On nous épargne les échecs les plus affligeants. Car les enfants disparus n'auront jamais eu l'occasion de consigner par écrit leurs expériences.
On peut seulement imaginer ce que furent leurs souffrances.
Et dans une certaine mesure, les textes des « rescapés » nous aident à le faire.
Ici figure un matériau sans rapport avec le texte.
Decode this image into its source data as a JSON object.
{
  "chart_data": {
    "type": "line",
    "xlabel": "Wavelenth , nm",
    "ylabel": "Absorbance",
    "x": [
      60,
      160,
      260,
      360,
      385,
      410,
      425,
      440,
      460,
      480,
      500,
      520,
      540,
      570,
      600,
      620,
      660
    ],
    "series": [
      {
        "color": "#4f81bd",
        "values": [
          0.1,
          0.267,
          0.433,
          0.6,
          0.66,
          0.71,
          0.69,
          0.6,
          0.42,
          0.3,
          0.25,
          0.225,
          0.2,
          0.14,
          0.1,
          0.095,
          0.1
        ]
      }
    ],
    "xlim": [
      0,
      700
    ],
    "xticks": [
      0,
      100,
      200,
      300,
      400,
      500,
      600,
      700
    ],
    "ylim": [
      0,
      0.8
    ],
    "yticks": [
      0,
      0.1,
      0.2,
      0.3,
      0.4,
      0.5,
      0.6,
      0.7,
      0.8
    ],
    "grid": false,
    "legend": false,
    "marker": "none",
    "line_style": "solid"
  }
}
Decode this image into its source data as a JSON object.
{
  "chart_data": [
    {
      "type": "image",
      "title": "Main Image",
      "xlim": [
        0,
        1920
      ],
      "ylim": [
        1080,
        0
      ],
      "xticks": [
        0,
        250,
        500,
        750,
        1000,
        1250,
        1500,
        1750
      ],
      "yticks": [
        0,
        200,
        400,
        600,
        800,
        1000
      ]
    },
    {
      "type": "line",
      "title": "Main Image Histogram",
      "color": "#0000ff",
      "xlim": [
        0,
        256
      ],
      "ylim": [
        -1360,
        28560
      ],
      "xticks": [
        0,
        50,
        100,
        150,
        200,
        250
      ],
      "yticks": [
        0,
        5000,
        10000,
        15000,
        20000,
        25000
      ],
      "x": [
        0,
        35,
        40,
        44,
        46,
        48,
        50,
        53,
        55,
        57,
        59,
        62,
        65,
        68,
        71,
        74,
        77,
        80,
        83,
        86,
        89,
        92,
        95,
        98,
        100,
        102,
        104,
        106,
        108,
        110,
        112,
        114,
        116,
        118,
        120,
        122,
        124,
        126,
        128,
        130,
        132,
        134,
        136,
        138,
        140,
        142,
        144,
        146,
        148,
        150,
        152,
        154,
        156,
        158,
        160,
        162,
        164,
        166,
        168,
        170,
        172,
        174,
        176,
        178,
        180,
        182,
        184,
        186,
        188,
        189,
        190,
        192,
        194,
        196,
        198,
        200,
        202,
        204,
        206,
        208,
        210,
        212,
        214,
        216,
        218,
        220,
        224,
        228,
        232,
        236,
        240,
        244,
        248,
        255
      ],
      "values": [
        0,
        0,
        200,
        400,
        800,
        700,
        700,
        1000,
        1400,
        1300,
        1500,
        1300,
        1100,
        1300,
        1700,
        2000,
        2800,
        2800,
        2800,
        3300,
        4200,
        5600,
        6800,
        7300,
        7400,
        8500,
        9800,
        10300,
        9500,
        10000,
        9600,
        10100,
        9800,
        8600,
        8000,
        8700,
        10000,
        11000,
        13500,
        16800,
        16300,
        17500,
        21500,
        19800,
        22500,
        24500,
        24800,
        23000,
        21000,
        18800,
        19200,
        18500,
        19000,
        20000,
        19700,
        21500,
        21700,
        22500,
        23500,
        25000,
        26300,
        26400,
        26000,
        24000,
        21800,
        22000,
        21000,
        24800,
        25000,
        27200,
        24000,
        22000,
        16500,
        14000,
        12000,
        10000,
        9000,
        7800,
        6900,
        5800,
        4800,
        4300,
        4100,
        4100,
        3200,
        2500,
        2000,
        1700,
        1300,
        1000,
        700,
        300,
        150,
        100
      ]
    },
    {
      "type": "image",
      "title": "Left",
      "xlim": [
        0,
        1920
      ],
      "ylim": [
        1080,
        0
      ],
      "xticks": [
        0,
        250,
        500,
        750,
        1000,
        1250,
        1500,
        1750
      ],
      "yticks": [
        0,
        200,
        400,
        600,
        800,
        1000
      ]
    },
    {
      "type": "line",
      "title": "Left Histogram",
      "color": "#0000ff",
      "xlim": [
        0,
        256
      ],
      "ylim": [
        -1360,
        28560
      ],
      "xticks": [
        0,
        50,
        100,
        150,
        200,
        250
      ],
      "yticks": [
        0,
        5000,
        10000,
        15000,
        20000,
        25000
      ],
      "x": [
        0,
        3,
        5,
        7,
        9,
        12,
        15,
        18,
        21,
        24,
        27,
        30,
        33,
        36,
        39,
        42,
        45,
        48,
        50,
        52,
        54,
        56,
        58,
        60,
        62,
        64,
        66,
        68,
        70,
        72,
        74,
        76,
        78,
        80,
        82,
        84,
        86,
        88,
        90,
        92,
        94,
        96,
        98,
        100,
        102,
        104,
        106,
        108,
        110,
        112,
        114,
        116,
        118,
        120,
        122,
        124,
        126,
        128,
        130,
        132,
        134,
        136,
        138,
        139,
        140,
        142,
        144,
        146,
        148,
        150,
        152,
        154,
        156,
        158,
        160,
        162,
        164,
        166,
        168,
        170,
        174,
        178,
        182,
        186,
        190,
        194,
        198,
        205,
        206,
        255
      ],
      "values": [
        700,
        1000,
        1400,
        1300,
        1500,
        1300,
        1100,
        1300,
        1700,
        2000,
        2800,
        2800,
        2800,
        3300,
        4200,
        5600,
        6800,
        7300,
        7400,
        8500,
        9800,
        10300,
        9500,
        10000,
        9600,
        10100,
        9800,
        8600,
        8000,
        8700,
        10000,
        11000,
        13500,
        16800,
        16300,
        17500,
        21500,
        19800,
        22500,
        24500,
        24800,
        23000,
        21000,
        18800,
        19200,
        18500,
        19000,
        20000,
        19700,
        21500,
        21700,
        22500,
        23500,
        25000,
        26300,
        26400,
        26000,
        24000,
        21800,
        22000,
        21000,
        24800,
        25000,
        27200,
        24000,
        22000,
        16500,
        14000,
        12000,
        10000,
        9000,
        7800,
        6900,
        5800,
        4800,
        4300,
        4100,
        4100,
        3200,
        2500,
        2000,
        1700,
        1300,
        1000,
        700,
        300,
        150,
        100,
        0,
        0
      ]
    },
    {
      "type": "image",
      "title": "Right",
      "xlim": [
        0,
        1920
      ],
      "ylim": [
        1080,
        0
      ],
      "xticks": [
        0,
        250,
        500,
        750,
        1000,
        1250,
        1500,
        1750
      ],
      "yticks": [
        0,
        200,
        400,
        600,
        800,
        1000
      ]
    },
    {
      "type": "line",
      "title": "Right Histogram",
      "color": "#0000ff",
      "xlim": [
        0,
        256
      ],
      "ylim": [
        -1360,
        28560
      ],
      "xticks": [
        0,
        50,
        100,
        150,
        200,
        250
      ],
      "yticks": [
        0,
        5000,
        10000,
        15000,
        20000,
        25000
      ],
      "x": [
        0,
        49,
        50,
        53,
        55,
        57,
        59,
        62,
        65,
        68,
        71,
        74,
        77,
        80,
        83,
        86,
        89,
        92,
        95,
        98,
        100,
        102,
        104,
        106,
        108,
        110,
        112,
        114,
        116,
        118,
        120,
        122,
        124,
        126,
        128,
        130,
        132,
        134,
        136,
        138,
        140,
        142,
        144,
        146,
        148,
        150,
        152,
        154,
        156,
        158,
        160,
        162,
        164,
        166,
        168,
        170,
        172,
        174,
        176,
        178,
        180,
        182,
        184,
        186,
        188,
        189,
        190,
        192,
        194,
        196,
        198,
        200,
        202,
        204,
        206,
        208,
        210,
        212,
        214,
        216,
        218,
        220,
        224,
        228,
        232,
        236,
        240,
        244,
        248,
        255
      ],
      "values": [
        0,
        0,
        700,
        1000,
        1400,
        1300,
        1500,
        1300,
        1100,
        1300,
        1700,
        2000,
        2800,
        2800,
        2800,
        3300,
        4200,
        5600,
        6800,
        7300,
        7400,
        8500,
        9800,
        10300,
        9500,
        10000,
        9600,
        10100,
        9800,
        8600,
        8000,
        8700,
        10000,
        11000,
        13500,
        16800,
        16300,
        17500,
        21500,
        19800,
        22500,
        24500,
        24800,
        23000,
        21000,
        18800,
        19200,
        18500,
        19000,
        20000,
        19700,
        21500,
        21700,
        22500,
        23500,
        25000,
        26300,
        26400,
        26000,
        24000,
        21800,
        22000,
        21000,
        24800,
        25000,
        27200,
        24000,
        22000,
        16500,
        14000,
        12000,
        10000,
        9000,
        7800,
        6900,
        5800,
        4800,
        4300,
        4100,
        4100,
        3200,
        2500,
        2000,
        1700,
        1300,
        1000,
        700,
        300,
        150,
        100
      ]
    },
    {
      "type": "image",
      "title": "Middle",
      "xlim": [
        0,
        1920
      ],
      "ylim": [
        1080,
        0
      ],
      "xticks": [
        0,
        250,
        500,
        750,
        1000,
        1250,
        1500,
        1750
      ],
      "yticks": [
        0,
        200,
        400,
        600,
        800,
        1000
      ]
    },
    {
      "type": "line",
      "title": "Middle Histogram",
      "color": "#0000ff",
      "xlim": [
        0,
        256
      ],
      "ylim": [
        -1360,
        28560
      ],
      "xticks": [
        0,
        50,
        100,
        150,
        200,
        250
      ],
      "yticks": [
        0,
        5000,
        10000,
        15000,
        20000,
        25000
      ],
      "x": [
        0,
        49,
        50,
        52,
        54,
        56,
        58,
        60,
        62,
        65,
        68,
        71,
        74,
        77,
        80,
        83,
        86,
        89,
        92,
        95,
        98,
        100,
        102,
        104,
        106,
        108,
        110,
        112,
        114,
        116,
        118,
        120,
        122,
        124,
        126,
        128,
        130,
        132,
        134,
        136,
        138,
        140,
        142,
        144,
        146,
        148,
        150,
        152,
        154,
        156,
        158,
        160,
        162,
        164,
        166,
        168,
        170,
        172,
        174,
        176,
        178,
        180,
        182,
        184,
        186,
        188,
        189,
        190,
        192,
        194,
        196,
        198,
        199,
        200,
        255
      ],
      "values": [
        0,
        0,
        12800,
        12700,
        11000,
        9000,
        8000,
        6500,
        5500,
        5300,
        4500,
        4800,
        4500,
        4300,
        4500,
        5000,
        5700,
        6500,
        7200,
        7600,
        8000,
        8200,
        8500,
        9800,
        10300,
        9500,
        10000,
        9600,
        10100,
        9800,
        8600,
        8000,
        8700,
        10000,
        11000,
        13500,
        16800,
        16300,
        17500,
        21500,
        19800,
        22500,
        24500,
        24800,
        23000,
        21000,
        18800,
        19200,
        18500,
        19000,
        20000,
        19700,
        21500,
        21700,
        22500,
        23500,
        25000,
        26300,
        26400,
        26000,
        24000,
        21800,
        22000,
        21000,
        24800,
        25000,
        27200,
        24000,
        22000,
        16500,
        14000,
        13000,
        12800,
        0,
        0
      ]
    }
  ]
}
DE L’HOMME « FILS DE SES ŒUVRES »
A L’HOMME « ŒUVRE DE LUI-MÊME »

Entrant dans le XXe siècle, le monde arabe s’engageait également dans la modernité. Pour la première génération d’écrivains qui laissèrent leur autobiographie, la quête identitaire était également celle d’un moi rationnel, cohérent et unifié.
A l’époque moderne, le sujet autobiographique prit la forme de l'individu
souverain, selon le paradigme du self-made man (plus tard, de la self-made woman). Implicitement cette évolution reposait sur le darwinisme,
l'empirisme et le positivisme.

La classique histoire de vie reprenait le schéma de l'intrigue romantique : aventure, victoire, récompense. Cette structure sous-tend, par exemple, l'autobiographie par excellence des lettres arabes modernes, Le Livre des jours de Taha Hussein (3 volumes publiés en 1929, 1939 et 1967). Dans ce cas, la cécité, plus que la pauvreté, constitue le handicap que doit surmonter le jeune héros, et c’est elle qui devient le moteur de son venture. Son itinéraire l'emmène de l'école coranique, dans son village, au Caire, où il affronte les cheikhs rétrogrades de l'université Al-Azhar. Pour finir, son intelligence supérieure se voit reconnue et il est admis dans les plus hautes sphères de la société.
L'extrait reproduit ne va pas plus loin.